Kami berjalan beriringan menuju ruang tamu, Mas Doni tak melepaskan genggaman tangannya dari jemariku. Langkah kaki kami berhenti di depan ibunya yang duduk di sofa hijau dengan kedua tangan saling berpaut.
“Sudah siap?” tanya wanita yang rambutnya mulai memutih itu. Garis wajah yang tegas diambil sepenuhnya oleh Mas Doni. Meski demikian, senyum keibuan yang teduh tak pernah hilang dari wajahnya.
Akumengangguk dan menjawab, “Sudah, Bu.”
Aku meraih tangan ibu dan menciumnya.
“Maaf kalau kami banyak merepotkan selama tinggal di sini. Terima kasih atas bantuan Ibu,” ujarku dengan takzim.
Wanita yang berusia setengah abad itu bangun dari atas tempat duduknya dan memelukku erat-erat, “Sama-sama. Baik-baiklah kalian di sana.”
“Kami pamit, Bu.” Mas Doni ikut memelukku dan ibunya.
“Jangan bersikap seakan kalian akan pergi jauh,” protes wanita itu.
“Nggak, Bu. Kami pasti akan sering berkunjung,” sanggah Mas Doni.
“Kalian yakin, tidak mau mengadakan sukuran sebelum menempati rumah itu?” tanya Ibu.
“Nggak usahlah, Bu,” jawab Mas Doni, “Lebih baik uangnya ditabung.”
“Ya sudah, Ibu cuma mengingatkan.”
Mas Doni tersenyum, kembali memeluk ibunya, “Terima kasih atas perhatiannya, tapi Ibu tidak usah cemas, insya Allah ... kami pasti baik-baik aja.”
“Amin. Sudah sana, kasihan supirnya udah nungguin.” Ibu mendorong tubuhku dan Mas Doni menuju teras.
“Andra, Nindi, jangan main terus, nanti harus gantian bantu Ibu di rumah,” pesan Mas Doni pada dua orang adiknya yang masih SMU.
Kedua remaja itu mengangguk sebagai jawaban.
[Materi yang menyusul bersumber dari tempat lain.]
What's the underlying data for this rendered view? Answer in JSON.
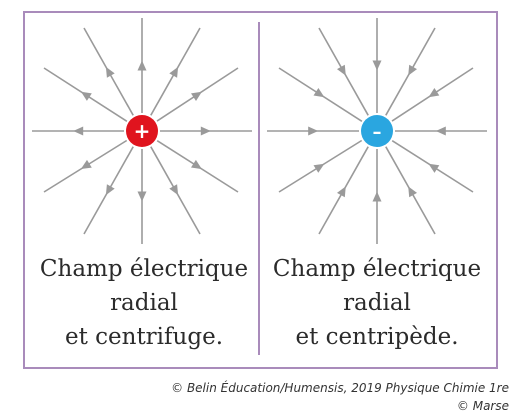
{
  "panels": [
    {
      "charge_sign": "+",
      "charge_color": "#e0141e",
      "field_direction": "outward",
      "caption_lines": [
        "Champ électrique",
        "radial",
        "et centrifuge."
      ]
    },
    {
      "charge_sign": "–",
      "charge_color": "#2aa6e0",
      "field_direction": "inward",
      "caption_lines": [
        "Champ électrique",
        "radial",
        "et centripède."
      ]
    }
  ],
  "credit": {
    "line1": "© Belin Éducation/Humensis, 2019 Physique Chimie 1re",
    "line2": "© Marse"
  },
  "colors": {
    "frame": "#a98bbb",
    "field_lines": "#9a9a9a"
  }
}
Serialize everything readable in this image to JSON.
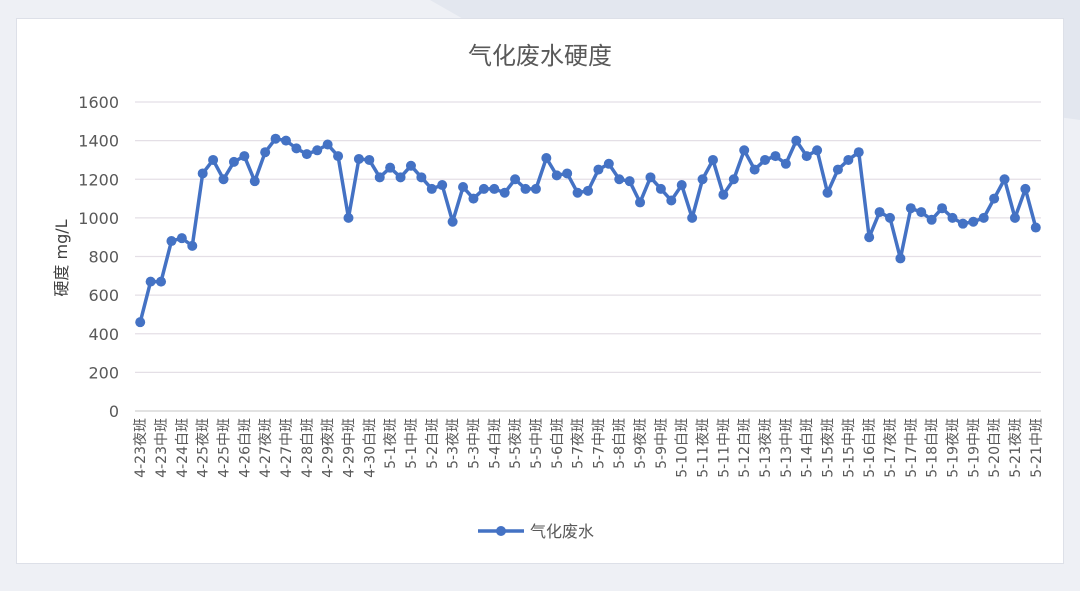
{
  "chart_data": {
    "type": "line",
    "title": "气化废水硬度",
    "xlabel": "",
    "ylabel": "硬度 mg/L",
    "ylim": [
      0,
      1600
    ],
    "yticks": [
      0,
      200,
      400,
      600,
      800,
      1000,
      1200,
      1400,
      1600
    ],
    "grid": true,
    "legend_position": "bottom",
    "color": "#4472c4",
    "x_tick_labels": [
      "4-23夜班",
      "4-23中班",
      "4-24白班",
      "4-25夜班",
      "4-25中班",
      "4-26白班",
      "4-27夜班",
      "4-27中班",
      "4-28白班",
      "4-29夜班",
      "4-29中班",
      "4-30白班",
      "5-1夜班",
      "5-1中班",
      "5-2白班",
      "5-3夜班",
      "5-3中班",
      "5-4白班",
      "5-5夜班",
      "5-5中班",
      "5-6白班",
      "5-7夜班",
      "5-7中班",
      "5-8白班",
      "5-9夜班",
      "5-9中班",
      "5-10白班",
      "5-11夜班",
      "5-11中班",
      "5-12白班",
      "5-13夜班",
      "5-13中班",
      "5-14白班",
      "5-15夜班",
      "5-15中班",
      "5-16白班",
      "5-17夜班",
      "5-17中班",
      "5-18白班",
      "5-19夜班",
      "5-19中班",
      "5-20白班",
      "5-21夜班",
      "5-21中班"
    ],
    "series": [
      {
        "name": "气化废水",
        "values": [
          460,
          670,
          670,
          880,
          895,
          855,
          1230,
          1300,
          1200,
          1290,
          1320,
          1190,
          1340,
          1410,
          1400,
          1360,
          1330,
          1350,
          1380,
          1320,
          1000,
          1305,
          1300,
          1210,
          1260,
          1210,
          1270,
          1210,
          1150,
          1170,
          980,
          1160,
          1100,
          1150,
          1150,
          1130,
          1200,
          1150,
          1150,
          1310,
          1220,
          1230,
          1130,
          1140,
          1250,
          1280,
          1200,
          1190,
          1080,
          1210,
          1150,
          1090,
          1170,
          1000,
          1200,
          1300,
          1120,
          1200,
          1350,
          1250,
          1300,
          1320,
          1280,
          1400,
          1320,
          1350,
          1130,
          1250,
          1300,
          1340,
          900,
          1030,
          1000,
          790,
          1050,
          1030,
          990,
          1050,
          1000,
          970,
          980,
          1000,
          1100,
          1200,
          1000,
          1150,
          950
        ]
      }
    ]
  }
}
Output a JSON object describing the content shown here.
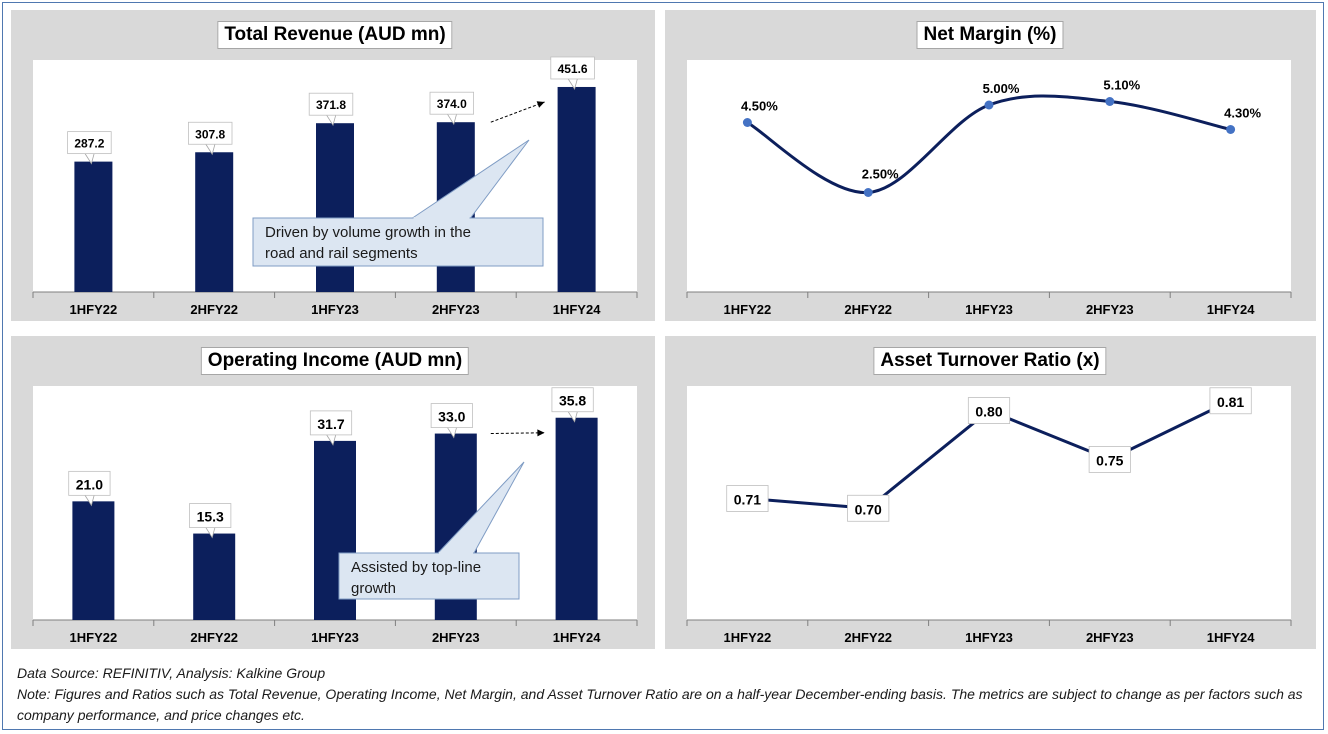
{
  "chart_data": [
    {
      "type": "bar",
      "title": "Total Revenue (AUD mn)",
      "categories": [
        "1HFY22",
        "2HFY22",
        "1HFY23",
        "2HFY23",
        "1HFY24"
      ],
      "values": [
        287.2,
        307.8,
        371.8,
        374.0,
        451.6
      ],
      "value_labels": [
        "287.2",
        "307.8",
        "371.8",
        "374.0",
        "451.6"
      ],
      "ylim": [
        0,
        500
      ],
      "color": "#0c1f5c",
      "callout": "Driven by volume growth in the road and rail segments"
    },
    {
      "type": "line",
      "title": "Net Margin (%)",
      "categories": [
        "1HFY22",
        "2HFY22",
        "1HFY23",
        "2HFY23",
        "1HFY24"
      ],
      "values": [
        4.5,
        2.5,
        5.0,
        5.1,
        4.3
      ],
      "value_labels": [
        "4.50%",
        "2.50%",
        "5.00%",
        "5.10%",
        "4.30%"
      ],
      "ylim": [
        0,
        6
      ],
      "smooth": true,
      "color": "#0c1f5c",
      "marker_color": "#4472c4"
    },
    {
      "type": "bar",
      "title": "Operating Income (AUD mn)",
      "categories": [
        "1HFY22",
        "2HFY22",
        "1HFY23",
        "2HFY23",
        "1HFY24"
      ],
      "values": [
        21.0,
        15.3,
        31.7,
        33.0,
        35.8
      ],
      "value_labels": [
        "21.0",
        "15.3",
        "31.7",
        "33.0",
        "35.8"
      ],
      "ylim": [
        0,
        40
      ],
      "color": "#0c1f5c",
      "callout": "Assisted by top-line growth"
    },
    {
      "type": "line",
      "title": "Asset Turnover Ratio (x)",
      "categories": [
        "1HFY22",
        "2HFY22",
        "1HFY23",
        "2HFY23",
        "1HFY24"
      ],
      "values": [
        0.71,
        0.7,
        0.8,
        0.75,
        0.81
      ],
      "value_labels": [
        "0.71",
        "0.70",
        "0.80",
        "0.75",
        "0.81"
      ],
      "ylim": [
        0.6,
        0.82
      ],
      "smooth": false,
      "color": "#0c1f5c"
    }
  ],
  "footer": {
    "source": "Data Source: REFINITIV, Analysis: Kalkine Group",
    "note": "Note: Figures and Ratios such as Total Revenue, Operating Income, Net Margin, and Asset Turnover Ratio are on a half-year December-ending basis. The metrics are subject to change as per factors such as company performance, and price changes etc."
  }
}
Suamiku menghampiri kakakny, Mbak Sari yang sedang memangku balita berusia dua tahun di kursi bulat dekat pintu, ia mengambil bayi itu dari pangkuan sang kakak dan menggendongnya.
“Lisa, jadi anak pintar, ya. Nanti kalau Om main ke sini, kita jalan-jalan ke pantai,” kata Mas Doni sambil menciumi pipi bocah itu. Aku maklum, Mas Doni sudah tak sabar ingin memiliki momongan sendiri, kami sedang berusaha untuk mewujudkan hal itu.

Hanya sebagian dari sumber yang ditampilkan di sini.